Most people we met had already voted. I couldn't wait, was a common sentiment. We were there before the polls opened, another. You folks again? another still. To my shock, at many of the homes we'd been assigned to stop at, there was evidence of one or two or even three previous visits by Obama campaign workers over the previous days. When I heard this evening on ABC that 59% of Pennsylvania voters were contacted by the Obama campaign IN PERSON--not over the phone or by mail or email but by an actual human being--I was both blown away and somehow not surprised. There were a lot of familiar faces out there on the streets today.

I will never forget this election cycle. I feel awakened as a citizen, as a member of society, as an American. I have always considered myself politically active and patriotic, I have always voted, followed politics, local and national, spoken out on behalf of what I believe. But never before have I left my comfort zone and taken to the streets. This, this is a world in which I want to raise my children. I can never go back. I won't.

I grew up hearing my father talk about waiting late at night as a boy in the freezing cold on his little town green to shake the hand of John F. Kennedy, a man his Jewish immigrant parents believed could speak for them. I grew up hearing my mother talk about marching on Washington with Martin Luther King in defiance of her parents' wishes, the safe confines of her small hometown. Someday, now, I will be able to tell my girls that on the day America finally redeemed itself, I was meeting the Americans who made it happen. I was one of them myself.

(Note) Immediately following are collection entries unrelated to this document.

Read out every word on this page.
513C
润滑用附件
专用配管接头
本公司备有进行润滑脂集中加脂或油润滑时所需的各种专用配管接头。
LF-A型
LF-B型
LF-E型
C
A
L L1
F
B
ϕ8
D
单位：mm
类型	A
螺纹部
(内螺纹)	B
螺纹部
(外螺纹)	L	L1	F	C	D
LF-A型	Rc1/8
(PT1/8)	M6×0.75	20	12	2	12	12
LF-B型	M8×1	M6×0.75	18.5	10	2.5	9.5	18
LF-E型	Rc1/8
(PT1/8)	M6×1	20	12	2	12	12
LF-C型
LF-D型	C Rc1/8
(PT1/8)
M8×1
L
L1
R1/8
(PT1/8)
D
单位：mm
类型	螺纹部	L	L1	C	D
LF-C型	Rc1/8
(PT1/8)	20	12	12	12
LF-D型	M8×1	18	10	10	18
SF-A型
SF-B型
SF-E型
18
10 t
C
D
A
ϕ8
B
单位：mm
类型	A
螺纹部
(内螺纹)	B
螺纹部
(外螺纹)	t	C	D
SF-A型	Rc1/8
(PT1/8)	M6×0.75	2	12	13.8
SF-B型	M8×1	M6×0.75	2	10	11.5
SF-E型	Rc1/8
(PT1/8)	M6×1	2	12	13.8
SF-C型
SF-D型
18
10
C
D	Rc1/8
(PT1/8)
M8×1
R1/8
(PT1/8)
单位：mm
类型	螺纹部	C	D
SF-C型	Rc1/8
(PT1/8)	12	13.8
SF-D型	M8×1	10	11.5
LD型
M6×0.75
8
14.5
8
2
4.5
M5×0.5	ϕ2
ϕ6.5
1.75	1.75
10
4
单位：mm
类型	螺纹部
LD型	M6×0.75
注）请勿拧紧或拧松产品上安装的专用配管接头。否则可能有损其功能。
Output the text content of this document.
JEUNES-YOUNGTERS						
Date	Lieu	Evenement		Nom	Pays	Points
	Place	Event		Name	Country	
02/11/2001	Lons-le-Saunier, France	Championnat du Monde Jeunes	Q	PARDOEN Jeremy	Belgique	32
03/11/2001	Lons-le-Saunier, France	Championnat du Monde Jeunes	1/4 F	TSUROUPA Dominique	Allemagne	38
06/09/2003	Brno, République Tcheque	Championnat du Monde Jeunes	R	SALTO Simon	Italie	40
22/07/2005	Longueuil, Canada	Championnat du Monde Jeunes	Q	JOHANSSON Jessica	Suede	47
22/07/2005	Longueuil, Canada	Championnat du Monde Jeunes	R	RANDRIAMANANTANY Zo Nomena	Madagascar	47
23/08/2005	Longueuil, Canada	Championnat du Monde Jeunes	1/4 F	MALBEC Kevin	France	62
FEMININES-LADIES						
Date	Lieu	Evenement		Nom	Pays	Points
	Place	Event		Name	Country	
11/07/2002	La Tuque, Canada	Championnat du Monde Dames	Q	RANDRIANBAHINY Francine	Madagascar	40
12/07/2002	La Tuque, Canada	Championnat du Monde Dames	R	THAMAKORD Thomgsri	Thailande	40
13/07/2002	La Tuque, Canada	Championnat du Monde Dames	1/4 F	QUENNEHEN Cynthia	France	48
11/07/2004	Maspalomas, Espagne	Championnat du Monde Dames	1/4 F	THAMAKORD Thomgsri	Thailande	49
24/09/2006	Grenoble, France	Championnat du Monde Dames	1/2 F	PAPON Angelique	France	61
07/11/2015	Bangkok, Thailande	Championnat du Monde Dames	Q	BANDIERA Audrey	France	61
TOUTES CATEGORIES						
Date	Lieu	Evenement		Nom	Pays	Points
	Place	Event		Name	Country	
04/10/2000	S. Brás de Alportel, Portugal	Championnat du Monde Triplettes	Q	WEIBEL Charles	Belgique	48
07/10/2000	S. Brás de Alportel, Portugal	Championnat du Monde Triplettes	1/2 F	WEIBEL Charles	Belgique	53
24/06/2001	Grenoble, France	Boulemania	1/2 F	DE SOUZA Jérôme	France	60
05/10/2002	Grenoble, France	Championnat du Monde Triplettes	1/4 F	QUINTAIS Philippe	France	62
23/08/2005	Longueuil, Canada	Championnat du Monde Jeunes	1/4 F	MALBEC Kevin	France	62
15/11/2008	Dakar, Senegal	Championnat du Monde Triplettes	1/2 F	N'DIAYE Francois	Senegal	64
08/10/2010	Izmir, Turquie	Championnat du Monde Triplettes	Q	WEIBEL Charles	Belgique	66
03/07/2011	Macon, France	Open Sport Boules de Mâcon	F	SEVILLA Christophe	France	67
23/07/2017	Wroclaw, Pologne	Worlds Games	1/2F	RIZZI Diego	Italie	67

Tomorrow is another day. I will wait, along with the rest of the world, to see what kind of a president Barack Obama will turn out to be. My expectations for him are high, exceptionally so. I think he will change the world. I think he already has.

4 comments:

Elizabeth Stark said...

Thank you, Amy, for that victory in Pennsylvania!

Christie said...

Yeah, I seriously credit you and my sister-in-law for the win in Pennsylvania. You guys rock!

Anonymous said...

I agree--when I saw what a blowout it was in Pennsylvania I thought of you and all the others I know who worked so hard down there!

Christie said...

I need to get you out to California next time, Amy. I woke up this morning to have a bit of a dark cloud cast over my euphoric evening. Apparently we are enlightened enough to put a black man in the White House. But Californians have put hate in the state constitution. Seems certain people missed the point. So I'll try to focus on the positive and hope that the change that comes to America eventually makes its way to California.